Raviv Pitshon רביב פיטשון

Maccabi Kiryat Gat
- Position: Power forward
- League: Liga Leumit

Personal information
- Born: October 27, 1989 (age 36) Holon, Israel
- Listed height: 2.02 m (6 ft 8 in)

Career information
- Playing career: 2007–present

Career history
- 2007–2008: Maccabi Ashdod
- 2008–2009: Elitzue Kochav Yair
- 2009–2010: Hapoel Holon
- 2010: Elitzur Ramla
- 2010–2011: Hapoel HaSharon
- 2011–2012: Ironi Ramat Gan
- 2012: Maccabi Rishon LeZion
- 2012–2013: Ironi Nahariya
- 2013: Maccabi Hod HaSharon
- 2013–2015: Ironi Ashkelon
- 2015–2016: Hapoel Gilboa Galil
- 2016–2020: Ironi Ness Ziona
- 2020–2026: Maccabi Ashdod
- 2026–present: Maccabi Kiryat Gat

= Raviv Pitshon =

Israeli basketball player (born 1989)

Raviv Pitchon (רביב פיטשון; born October 27, 1989) is an Israeli professional basketball player for Maccabi Kiryat Gat of the Liga Leumit. He mainly plays the power forward position.

==Biography==
Pitshon was born and raised in Holon. He started playing basketball in the youth department of Hapoel Holon at the age of 5. He played in the various teams of the club up to the youth team. In the 2006/7 season, he reached the National Youth Cup final with his team, where the team lost to Maccabi Tel Aviv. In the game, he excelled with 30 points and 17 rebounds. That season, in the National Youth League (the senior league at the time) the team was eliminated in the semi-finals by Ramat Gan. Pitchon was named player of the season among the players of the southern teams.

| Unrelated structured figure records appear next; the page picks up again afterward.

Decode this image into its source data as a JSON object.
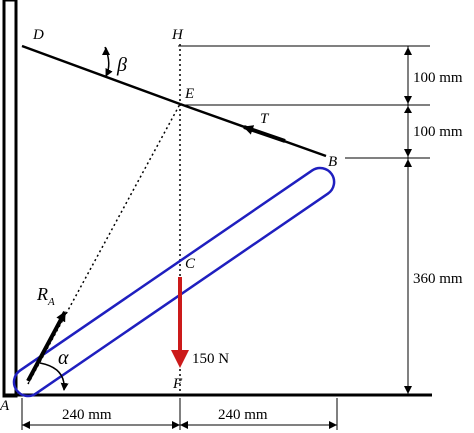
{
  "points": {
    "A": "A",
    "B": "B",
    "C": "C",
    "D": "D",
    "E": "E",
    "F": "F",
    "H": "H"
  },
  "angles": {
    "alpha": "α",
    "beta": "β"
  },
  "forces": {
    "tension": "T",
    "reaction_base": "R",
    "reaction_sub": "A",
    "load": "150 N"
  },
  "dimensions": {
    "horizontal": [
      "240 mm",
      "240 mm"
    ],
    "vertical": [
      "100 mm",
      "100 mm",
      "360 mm"
    ]
  },
  "colors": {
    "rod": "#1f1fbf",
    "load_arrow": "#cc1a1a",
    "ink": "#000000"
  }
}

He studied at the Kiryat Sharet Holon school where he played for the basketball team. In the 11th grade, the team reached the semifinals against Sharett Netanya High School. A year later, Pitshon was elected to the top five of the season and the king of the baskets of the high school league.

==Professional career==
His first season in the senior team was the 2007/8 season, during which he played for the first time in the senior team of Maccabi Ashdod from the National Basketball League. At the end of the season, he moved to play for Elitzur Kochav Yair. In the 2009/10 season, he returned to play for Hapoel Holon from the Premier League in basketball. In his record game against Bnei Hasharon, he scored 10 points in the first quarter and helped the team win the 500th victory of all time. A few months later that season, he moved to play until the end of the season in Elitzur Neve-David Ramla from the national league with which he reached the quarterfinals of the playoffs at the end of the season. In June 2010 he participated with the Air Force team in the IDF Basketball Championship, in the final game the Air Force team defeated the Northern Command. This season, which was stopped in the quarterfinals of the playoffs, he scored 9.2 points and took an average of 5.8 rebounds per game. The playoffs, Scored 9.9 points and averaged 7.5 rebounds per game. He started the 2012/13 season in the Maccabi Rishon Lezion team and a few months later moved on to play until the end of the season in the Nahariya Urban team that qualified for the playoff semifinals. This season he scored 10.7 points and averaged 9.3 rebounds per game. He started the 2013/14 season with the Maccabi Hod Hasharon team and a few months later moved to Elitzur Ashkelon where he played a season and a half. In the first season, he scored 16.3 points and took 8 rebounds and in the second season the team scored 12.1 points and took an average of 8.5 rebounds per game.
He won his first championship in the 2015/16 season with the Hapoel Gilboa Galil team. The team coached by Ariel Beit Halachmi won the National Basketball League Championship. Another national championship recorded in the 2016/17 season in Nes Ziona When at the end of the final series against Hapoel Be'er Sheva / Bnei Shimon she was promoted to the Premier League. Pitchon continued to play in the team in the Premier League. In August 2018, he extended his contract for another two years. On July 31, 2020, he signed with Maccabi Ashdod.

==International team==
Pitchon played for Israel's youth and reserve teams. In the summer of 2007, he participated in the European Under-18 Championships held in Madrid. In the championship, he excelled with 14.9 points and 10.4 rebounds in the country per game (second place in the ranking of all players) and out of them 5.1 rebounds in the attack (first in the ranking).

In the summer of 2008, he participated with the reserve team in the European Under-20 Championships held in Riga. And in 2009 participated in the European Under-20 Championships held in Rhodes.
In 2011 he attended Shenzhen University as part of the young team under coach Roni Busani. Pitchon recorded a record appearance in the winning game against Australia with 16 points and 17 rebounds at the end of the main competition and was ranked 14th.